Customer follow-ups are a balancing act. On one side, you lose money every day an invoice stays unpaid. On the other, following up too mechanically can annoy a good client who simply forgot. Here's how we organize this for our SME clients.
The truth about late payments
Most payment delays aren't bad faith. It's forgetting, disorganization, or an internal process on the client side that slows everything down. A well-done reminder solves 80% of cases without friction.
The problem is that in an SME without a dedicated tool, reminders never happen at the right time. Either too early (annoying) or too late (we forgot ourselves). That's exactly what a workflow solves well.
The timing we recommend
- D+1 after due date: polite email, friendly tone. "We wanted to make sure our invoice reached you." Works in 50% of cases.
- D+7: second email, slightly more formal. Remind the amount, the missed date, and attach the invoice again.
- D+14: here we switch to human. A call or personal email from the owner. That's the line.
- D+30: formal notice. Again, human — this is a legal step, not a marketing step.

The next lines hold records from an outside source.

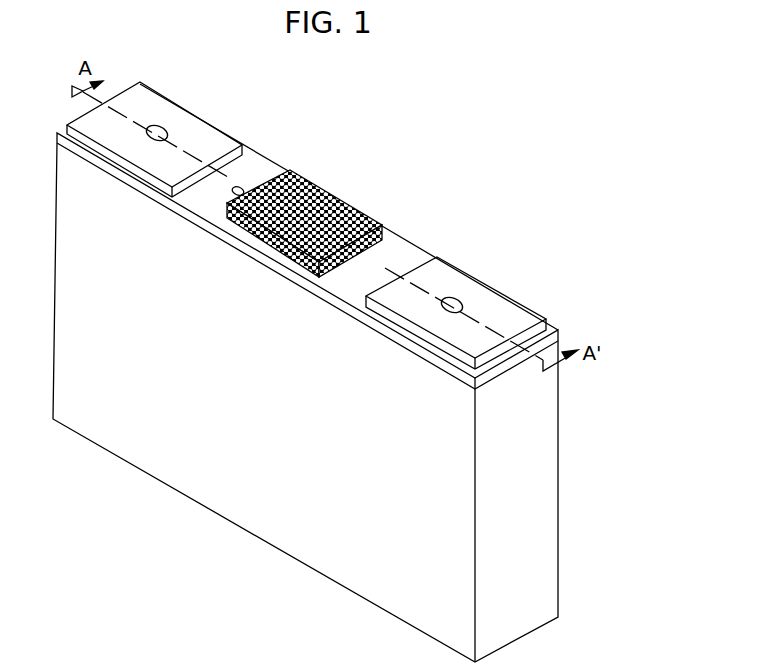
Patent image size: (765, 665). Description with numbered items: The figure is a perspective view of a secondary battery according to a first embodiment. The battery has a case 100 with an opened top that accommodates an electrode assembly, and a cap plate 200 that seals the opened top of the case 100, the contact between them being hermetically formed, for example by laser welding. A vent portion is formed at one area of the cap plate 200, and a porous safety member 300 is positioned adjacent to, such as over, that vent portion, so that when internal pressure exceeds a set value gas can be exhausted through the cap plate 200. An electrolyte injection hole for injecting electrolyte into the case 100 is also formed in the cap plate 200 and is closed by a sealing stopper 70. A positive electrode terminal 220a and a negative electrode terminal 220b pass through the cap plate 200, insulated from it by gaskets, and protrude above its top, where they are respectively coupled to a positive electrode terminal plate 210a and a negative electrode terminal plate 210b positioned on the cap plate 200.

The case 100 is at (543, 493).
The cap plate 200 is at (396, 252).
The positive electrode terminal plate 210a is at (143, 99).
The negative electrode terminal plate 210b is at (445, 272).
The positive electrode terminal 220a is at (167, 128).
The negative electrode terminal 220b is at (460, 300).
The sealing stopper 70 is at (243, 184).
The porous safety member 300 is at (338, 193).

What we automate, concretely
Our typical workflow plugs into your invoicing tool (Sage, Odoo, Pennylane, even a simple Sheet) and:
- Detects each overdue invoice
- Sends D+1 and D+7 reminders automatically, from your email, in your tone
- Auto-stops all reminders if payment arrives in between
- Adds a line to a tracking table you open once a week
- At D+14, escalates to you with a summary: client history, amount, reminders already sent, suggested action
What we never touch
Automation is like salt. Too much and it's inedible. Not enough and it's bland. The skill is knowing where to stop.
We never automate:
- The D+14 human reminder. This is when the client needs to feel there's a person behind the invoice.
- The formal notice. It's a legal act, not a notification.
- Strategic clients. Your top 5 clients should never receive automated reminders — relational risk is too high for the potential gain.
The special case of public B2B clients
Administrations, local governments, large groups with centralized accounting: their payment delays are structurally long (60 to 90 days), and reminders must follow a precise format (often with mandatory PO reference).
For these clients, we don't take risks: the workflow sends reminders in the right format, but we add a manual validation step before each send. 10 seconds of work for the owner, zero risk of relational mistake.
The real ROI
For an SME that invoices ~100 clients/month, we observe on average:
- 10 to 12 hours per month of admin time saved
- 15 to 25% reduction in DSO (average payment time)
- Zero forgotten invoices — which over a year often means 2 or 3 invoices found in drawers
The system typically pays for itself in less than 2 months of operation.